La defensa de la vida y la familia es el fin supremo de VIDA VIVA.  No tendríamos necesidad de mantenernos en las redes y todos los medios posibles de no existir un serio peligro contra ambos objetivos de la Ideología de Genero.  Y es que uno de los recursos que tiene esta ideología para destruir la familia es procurar dar información sexual, puramente sexual, pero sin educación de la sexualidad, de manera especial a los jóvenes.

Buscar el placer en la sexualidad despojándolo de afectividad, de amor, es decir de ser un medio para hacernos uno solo, nos mantiene en soledad.  Dos físicamente juntos pero ajenos el uno del otro es presagio de pronta separación mas doloroso aun si existen hijos de por medio.  Así, en busca de esta felicidad mal entendida los errores se repiten y a su vez se repiten los fracasos.  Final: infelicidad y frustración.

Almudena Domenech catedrático de Medicina Preventiva e investigador del Instituto Cultura y Sociedad (ICS) de la Universidad de Navarra, España ha sentenciado: “El entorno está consiguiendo que demasiados jóvenes sean analfabetos afectivos”  refiriéndose a la abundancia de información en los aspectos biológicos de la sexualidad sin ayudar a desarrollarse como personas desde el punto de vista emocional.

Almudena D. ha aconsejado a los padres implicarse en la educación afectivo-sexual de los hijos desde muy jóvenes, adaptándose a sus edades y circunstancia, procurando mantener conversaciones  ya pasar más tiempo con ellos.

Según el catedrático, se da la paradoja de que, si bien la juventud está muy informada con datos sobre sexualidad, esto “coexiste con gran decepción, dolor y analfabetismo afectivo, sensación de infelicidad y fracaso en cuestiones relacionadas con el amor”.

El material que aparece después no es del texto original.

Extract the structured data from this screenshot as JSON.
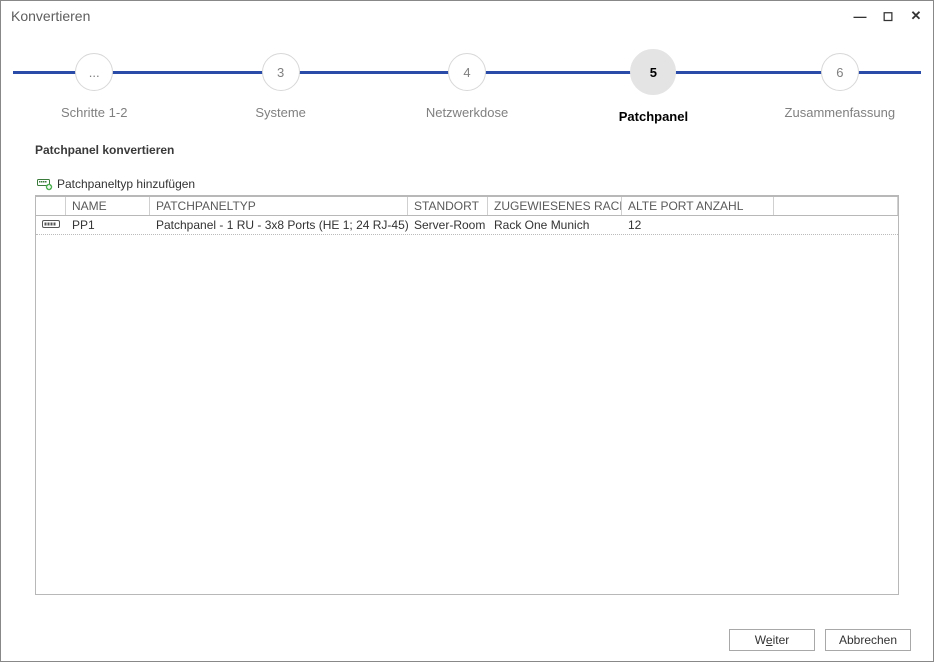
{
  "window": {
    "title": "Konvertieren"
  },
  "steps": [
    {
      "num": "...",
      "label": "Schritte 1-2"
    },
    {
      "num": "3",
      "label": "Systeme"
    },
    {
      "num": "4",
      "label": "Netzwerkdose"
    },
    {
      "num": "5",
      "label": "Patchpanel"
    },
    {
      "num": "6",
      "label": "Zusammenfassung"
    }
  ],
  "active_step_index": 3,
  "section": {
    "title": "Patchpanel konvertieren"
  },
  "toolbar": {
    "add_label": "Patchpaneltyp hinzufügen"
  },
  "columns": {
    "name": "NAME",
    "type": "PATCHPANELTYP",
    "location": "STANDORT",
    "rack": "ZUGEWIESENES RACK",
    "ports": "ALTE PORT ANZAHL"
  },
  "rows": [
    {
      "name": "PP1",
      "type": "Patchpanel - 1 RU - 3x8 Ports (HE 1; 24 RJ-45)",
      "location": "Server-Room",
      "rack": "Rack One Munich",
      "ports": "12"
    }
  ],
  "buttons": {
    "next_pre": "W",
    "next_u": "e",
    "next_post": "iter",
    "cancel": "Abbrechen"
  }
}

Debido, reiteramos, de “haber insistido demasiado en los aspectos biológicos de la información sobre sexualidad sin ayudarles a desarrollarse como personas sexuadas capaces de amar”.

En su opinión, no basta con tener información sobre el cómo de las cosas sino que también hay que conocer el por qué y el sentido que tienen. “Con mucha información, sin una seria reflexión ética y del sentido de las cosas, es fácil equivocarnos. Una educación sexual sin valores es una llamada a la experimentación sexual”, ha proseguido.

Para ejercer realmente la libertad de decidir debemos tener no solo la posibilidad de hacerlo sino tener la formación del carácter para que, en ejercicio de esa libertad, optemos por una, pero informada y formada en valores y principios. “Para que puedan, desde su asertividad, elegir que merece la pena reservar el don de su sexualidad para quien pueda asumir con ellos o ellas el compromiso de un proyecto familiar único, permanente, que sea una comunidad de amor”, ha pormenorizado.

El vehículo principal de esta educación son “continuas y largas conversaciones sobre la amistad, el amor, los deseos, la sexualidad, etcétera”, ha precisado. “Si éstos no hacen preguntas, es una buena idea provocar conversaciones para explicar cosas que tengan que ver con lo que estamos viendo en la televisión, leyendo en los periódicos, viendo en la calle o en nuestro entorno”, ha puntualizado.

 

 

Basado y condensado DIA.es   Los jóvenes saben mucho de sexo pero son analfabetos afectivos, según experto. http://eldia.es/2013-08-14/vidaycultura/10-jovenes-saben-mucho-sexo-son-analfabetos-afectivos-experto.htm.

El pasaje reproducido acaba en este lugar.